NeuLion’s largest customers are focused on driving OTT subscriptions.
One way to keep paying customers around is by giving them lots of interactivity, noted NeuLion executive vice president and co-founder speaking at today’s SVG Digital Summit in New York City. Offering an interactive experience is crucial not just for attracting subscribers, but for getting them to renew. Giving fans the opportunity to personalize their viewing time keeps them interested and leads to higher profits.
Having OTT subscriber data lets publishers serve targeted video ads on Facebook. Serving targeted ads helps drive down the acquisition cost per subscriber.

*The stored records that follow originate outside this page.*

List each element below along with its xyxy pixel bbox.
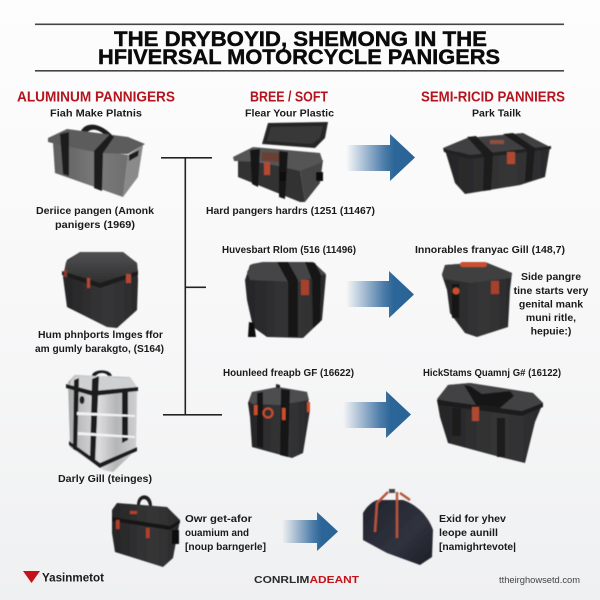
footer logo: Yasinmetot: Yasinmetot xyxy=(42,570,104,584)
footer logo: Conrlimadeant: CONRLIM ADEANT xyxy=(254,574,360,586)
caption: exid xyxy=(439,513,516,553)
captions, right column: Side pangre xyxy=(521,271,581,283)
icon: upright dark pannier xyxy=(248,384,310,458)
caption: get-afor xyxy=(185,513,266,553)
captions, middle column: Hard pangers hardrs (1251 (11467) xyxy=(206,205,375,217)
title: THE DRYBOYID, SHEMONG IN THE xyxy=(114,28,487,51)
heading: bree soft: Flear Your Plastic xyxy=(245,108,334,120)
caption: exid: leope aunill xyxy=(439,527,498,539)
icon: large dark pannier xyxy=(437,383,543,463)
captions, right column: Innorables franyac Gill (148,7) xyxy=(415,244,565,256)
captions, right column: muni ritle, xyxy=(526,312,576,324)
captions, left column: am gumly barakgto, (S164) xyxy=(35,343,164,355)
icon: square dark pannier xyxy=(442,262,512,337)
title block xyxy=(35,24,564,72)
captions, right column: tine starts very xyxy=(514,285,589,297)
icon: black hard pannier xyxy=(62,252,138,328)
caption: get-afor: ouamium and xyxy=(185,527,249,539)
arrow 4 xyxy=(282,512,338,551)
captions, left column xyxy=(35,205,164,485)
captions, right column: genital mank xyxy=(519,298,583,310)
captions, middle column: Hounleed freapb GF (16622) xyxy=(223,367,354,379)
icon: open hard pannier xyxy=(233,122,328,202)
arrow 1 xyxy=(346,134,415,181)
icon: black case with handle xyxy=(112,495,180,567)
heading: semi-rigid panniers: Park Tailk xyxy=(472,108,521,120)
captions, left column: Deriice pangen (Amonk xyxy=(36,205,154,217)
caption: exid: Exid for yhev xyxy=(439,513,506,525)
arrow 3 xyxy=(343,391,411,438)
heading: semi-rigid panniers xyxy=(421,90,565,120)
arrow 2 xyxy=(346,271,414,318)
captions, middle column: Huvesbart Rlom (516 (11496) xyxy=(222,244,356,256)
captions, left column: Hum phnþorts lmges ffor xyxy=(38,329,163,341)
icon: soft bag xyxy=(363,489,433,565)
captions, right column: hepuie:) xyxy=(531,326,571,338)
icon: silver aluminum pannier xyxy=(66,370,138,472)
captions, right column: HickStams Quamnj G# (16122) xyxy=(423,367,561,379)
heading: aluminum panniers: Fiah Make Platnis xyxy=(50,108,142,120)
heading: aluminum panniers: ALUMINUM PANNIGERS xyxy=(17,90,175,106)
captions, left column: panigers (1969) xyxy=(55,219,135,231)
caption: get-afor: Owr get-afor xyxy=(185,513,252,525)
caption: exid: [namighrtevote| xyxy=(439,541,516,553)
icon: black box with straps xyxy=(245,262,326,338)
captions, right column xyxy=(415,244,589,379)
heading: aluminum panniers xyxy=(17,90,175,120)
connector lines xyxy=(161,157,222,416)
captions, middle column xyxy=(206,205,375,379)
title: HFIVERSAL MOTORCYCLE PANIGERS xyxy=(98,46,500,69)
heading: bree soft xyxy=(245,90,334,120)
footer url: ttheirghowsetd.com xyxy=(499,575,580,585)
caption: get-afor: [noup barngerle] xyxy=(185,541,266,553)
title xyxy=(98,28,500,69)
heading: bree soft: BREE / SOFT xyxy=(250,90,328,106)
captions, left column: Darly Gill (teinges) xyxy=(58,473,152,485)
icon: semi-rigid wide pannier xyxy=(443,133,551,194)
heading: semi-rigid panniers: SEMI-RICID PANNIERS xyxy=(421,90,565,106)
icon: grey aluminum pannier xyxy=(48,125,145,197)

Facebook has become a nice ad platform for premium video and targeted ads, Wagner noted.
Sharing data from NeuLion, Wagner said clips are driving today’s sport viewing: 54 percent of all video starts are from mobile. Connected TVs average 107 minutes per viewing session, while phone and tablets average 28.5 minutes per viewing session. As OTT services grow, “watch data becomes a really important thing for marketers,” Wagner said.
Media companies, however, are having trouble getting a hold of their viewing data. The current hot video platforms—Facebook Live and Instagram—are walled gardens and they aren’t sharing. But look for that to change in the near future.

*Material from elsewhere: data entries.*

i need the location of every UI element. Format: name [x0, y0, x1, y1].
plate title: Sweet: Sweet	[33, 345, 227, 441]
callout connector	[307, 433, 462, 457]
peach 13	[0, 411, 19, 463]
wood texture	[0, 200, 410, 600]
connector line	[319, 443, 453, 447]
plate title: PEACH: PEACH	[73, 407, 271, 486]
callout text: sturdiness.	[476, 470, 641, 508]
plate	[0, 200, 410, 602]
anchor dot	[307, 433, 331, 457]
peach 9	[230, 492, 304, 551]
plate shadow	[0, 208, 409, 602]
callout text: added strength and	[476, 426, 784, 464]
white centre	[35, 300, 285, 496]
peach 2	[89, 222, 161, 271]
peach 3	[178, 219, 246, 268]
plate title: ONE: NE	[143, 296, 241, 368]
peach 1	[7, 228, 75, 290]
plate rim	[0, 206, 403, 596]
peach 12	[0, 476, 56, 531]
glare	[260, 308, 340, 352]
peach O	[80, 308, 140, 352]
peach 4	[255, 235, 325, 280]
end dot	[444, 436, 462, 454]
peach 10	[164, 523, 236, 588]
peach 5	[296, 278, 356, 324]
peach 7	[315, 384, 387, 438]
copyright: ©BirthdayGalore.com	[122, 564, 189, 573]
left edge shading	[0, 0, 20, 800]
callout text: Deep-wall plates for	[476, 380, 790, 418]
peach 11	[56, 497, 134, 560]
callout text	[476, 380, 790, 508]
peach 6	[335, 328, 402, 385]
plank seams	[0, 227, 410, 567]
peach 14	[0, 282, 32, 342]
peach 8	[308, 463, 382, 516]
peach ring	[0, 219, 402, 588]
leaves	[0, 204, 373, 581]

Live video viewers are twice as engaged as those watching clips, said David Dowd, vice president of customer growth for Tubular Labs. They’re also more likely to join discussions on social platforms. Sports broadcasters could capitalize on this and hone their offerings, except platform viewing data isn’t filtered down to them. There’s no way to see which moments or camera angles lead to the highest engagement. Dowd expects that to change as broadcasters demand access to their own viewing data.
While some in the industry believe online streaming is hurting sports TV ratings, Dowd says skillful use of online video is growing millennial audiences. He pointed to the NBA’s difficulty in reaching younger viewers, which led to a strategy of posting clips on Instagram highlighting major moments from games. That was a huge success.
“YouTube used to be the place for that. It’s not anymore,” Dowd said. Big teams are not getting behind Instagram because that’s where the passionate fans are.
Pointing to work his company has done with Fox Sports, Dowd noted that today’s viewers are “a very scattered audience,” but that Fox Sports doesn’t care where its views happen. The broadcaster increasingly posts clips and highlights to social channels to increase an audience among cord cutters and recognize just how diverse today’s audience is.
“They are really focused on views and engagement data no matter where it happens, not just broadcast,” Dowd said. He conceded that compensation for online views hasn’t caught up yet, but said broadcasters must look forward and not ignore online viewing.